Schon mit 17 war Romelu Lukaku Torschützenkönig in der belgischen Liga, ein Riesen-Talent. Jetzt ist er 18, und gerade hat ihn Chelsea geholt. Mal schauen, wie er sich da entwickelt. Ich denke, man gibt ihm jetzt erst mal ein Jahr, um sich einzugewöhnen. Danach wird man sehen, ob er es schafft. Ich glaube daran. Lukaku hat alles, was ein Stürmer braucht. Er ist groß und stark, schnell, gut am Ball, sein Schuss ist gut. Von ihm erwarten wir uns viel.

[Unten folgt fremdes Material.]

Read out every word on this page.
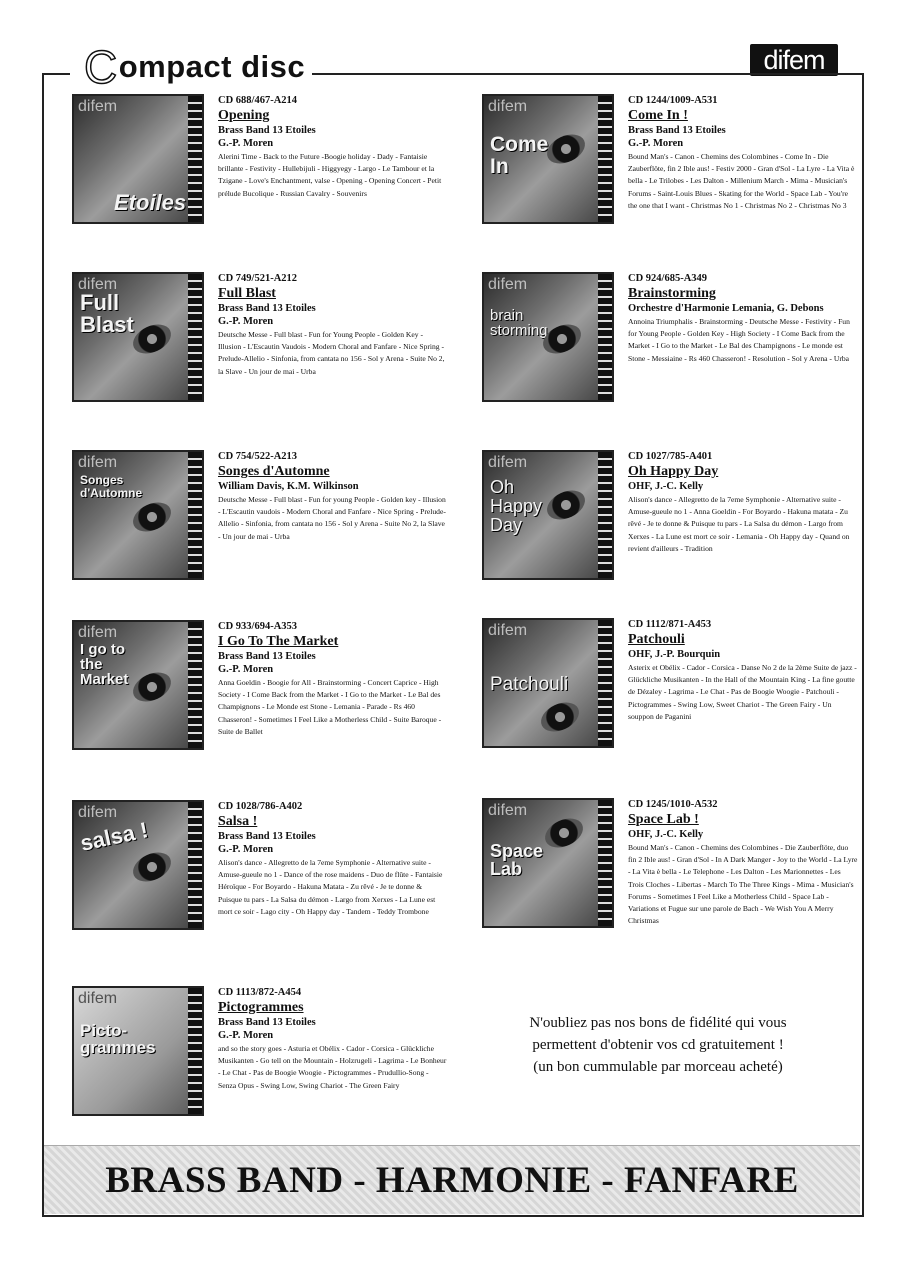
Compact disc	difem
difem
Etoiles
CD 688/467-A214
Opening
Brass Band 13 Etoiles
G.-P. Moren
Alerini Time - Back to the Future -Boogie holiday - Dady - Fantaisie brillante - Festivity - Hullebijuli - Higgyegy - Largo - Le Tambour et la Tzigane - Love's Enchantment, valse - Opening - Opening Concert - Petit prélude Bucolique - Russian Cavalry - Souvenirs
difem
Full Blast
CD 749/521-A212
Full Blast
Brass Band 13 Etoiles
G.-P. Moren
Deutsche Messe - Full blast - Fun for Young People - Golden Key - Illusion - L'Escautin Vaudois - Modern Choral and Fanfare - Nice Spring - Prelude-Allelio - Sinfonia, from cantata no 156 - Sol y Arena - Suite No 2, la Slave - Un jour de mai - Urba
difem
Songes d'Automne
CD 754/522-A213
Songes d'Automne
William Davis, K.M. Wilkinson
Deutsche Messe - Full blast - Fun for young People - Golden key - Illusion - L'Escautin vaudois - Modern Choral and Fanfare - Nice Spring - Prelude-Allelio - Sinfonia, from cantata no 156 - Sol y Arena - Suite No 2, la Slave - Un jour de mai - Urba
difem
I go to the Market
CD 933/694-A353
I Go To The Market
Brass Band 13 Etoiles
G.-P. Moren
Anna Goeldin - Boogie for All - Brainstorming - Concert Caprice - High Society - I Come Back from the Market - I Go to the Market - Le Bal des Champignons - Le Monde est Stone - Lemania - Parade - Rs 460 Chasseron! - Sometimes I Feel Like a Motherless Child - Suite Baroque - Suite de Ballet
difem
salsa !
CD 1028/786-A402
Salsa !
Brass Band 13 Etoiles
G.-P. Moren
Alison's dance - Allegretto de la 7eme Symphonie - Alternative suite - Amuse-gueule no 1 - Dance of the rose maidens - Duo de flûte - Fantaisie Héroïque - For Boyardo - Hakuna Matata - Zu rêvé - Je te donne & Puisque tu pars - La Salsa du démon - Largo from Xerxes - La Lune est mort ce soir - Lago city - Oh Happy day - Tandem - Teddy Trombone
difem
Picto-grammes
CD 1113/872-A454
Pictogrammes
Brass Band 13 Etoiles
G.-P. Moren
and so the story goes - Asturia et Obélix - Cador - Corsica - Glückliche Musikanten - Go tell on the Mountain - Holzrugeli - Lagrima - Le Bonheur - Le Chat - Pas de Boogie Woogie - Pictogrammes - Prudullio-Song - Senza Opus - Swing Low, Swing Chariot - The Green Fairy
difem
Come In
CD 1244/1009-A531
Come In !
Brass Band 13 Etoiles
G.-P. Moren
Bound Man's - Canon - Chemins des Colombines - Come In - Die Zauberflöte, fin 2 Ible aus! - Festiv 2000 - Gran d'Sol - La Lyre - La Vita è bella - Le Trilobes - Les Dalton - Millenium March - Mima - Musician's Forums - Saint-Louis Blues - Skating for the World - Space Lab - You're the one that I want - Christmas No 1 - Christmas No 2 - Christmas No 3
difem
brain storming
CD 924/685-A349
Brainstorming
Orchestre d'Harmonie Lemania, G. Debons
Annoina Triumphalis - Brainstorming - Deutsche Messe - Festivity - Fun for Young People - Golden Key - High Society - I Come Back from the Market - I Go to the Market - Le Bal des Champignons - Le monde est Stone - Messiaine - Rs 460 Chasseron! - Resolution - Sol y Arena - Urba
difem
Oh Happy Day
CD 1027/785-A401
Oh Happy Day
OHF, J.-C. Kelly
Alison's dance - Allegretto de la 7eme Symphonie - Alternative suite - Amuse-gueule no 1 - Anna Goeldin - For Boyardo - Hakuna matata - Zu rêvé - Je te donne & Puisque tu pars - La Salsa du démon - Largo from Xerxes - La Lune est mort ce soir - Lemania - Oh Happy day - Quand on revient d'ailleurs - Tradition
difem
Patchouli
CD 1112/871-A453
Patchouli
OHF, J.-P. Bourquin
Asterix et Obélix - Cador - Corsica - Danse No 2 de la 2ème Suite de jazz - Glückliche Musikanten - In the Hall of the Mountain King - La fine goutte de Dézaley - Lagrima - Le Chat - Pas de Boogie Woogie - Patchouli - Pictogrammes - Swing Low, Sweet Chariot - The Green Fairy - Un souppon de Paganini
difem
Space Lab
CD 1245/1010-A532
Space Lab !
OHF, J.-C. Kelly
Bound Man's - Canon - Chemins des Colombines - Die Zauberflöte, duo fin 2 Ible aus! - Gran d'Sol - In A Dark Manger - Joy to the World - La Lyre - La Vita è bella - Le Telephone - Les Dalton - Les Marionnettes - Les Trois Cloches - Libertas - March To The Three Kings - Mima - Musician's Forums - Sometimes I Feel Like a Motherless Child - Space Lab - Variations et Fugue sur une parole de Bach - We Wish You A Merry Christmas
N'oubliez pas nos bons de fidélité qui vous
permettent d'obtenir vos cd gratuitement !
(un bon cummulable par morceau acheté)
BRASS BAND - HARMONIE - FANFARE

Igor de Camargo ist gebürtiger Brasilianer und vor einiger Zeit eingebürgert worden. Er macht es der Abwehr nicht einfach, weil er sehr beweglich ist und nur schwer zu fassen. Er hat eine Super-Kondition, ist ein richtiger Allroundspieler in der Offensive. Das sieht man ja auch in Gladbach. Wer mir auch sehr gefällt, ist Marvin Ogunjimi von KRC Genk. Der ist viel unterwegs, und der weiß, wo das Tor steht. Das sieht man auch an seiner Quote: In sechs Spielen hat er viermal getroffen.

Was bei unserer Mannschaft auffällt: Wenn sie gegen einen kleinen Gegner spielt, übernimmt sie dessen Tempo. Das sind meistens keine schönen Spiele. Gegen große Teams ist das anders, darum glaube ich, dass die Deutschen ganz schön ins Schwitzen kommen werden. Das hat man ja auch schon im Hinspiel gesehen. Uns fehlt noch ein bisschen die Frechheit, vielleicht wissen einige noch gar nicht, wie gut sie sein können. Klar ist: Gegen Deutschland spielen zu können – das ist für unsere Jungs alleine schon eine Motivation.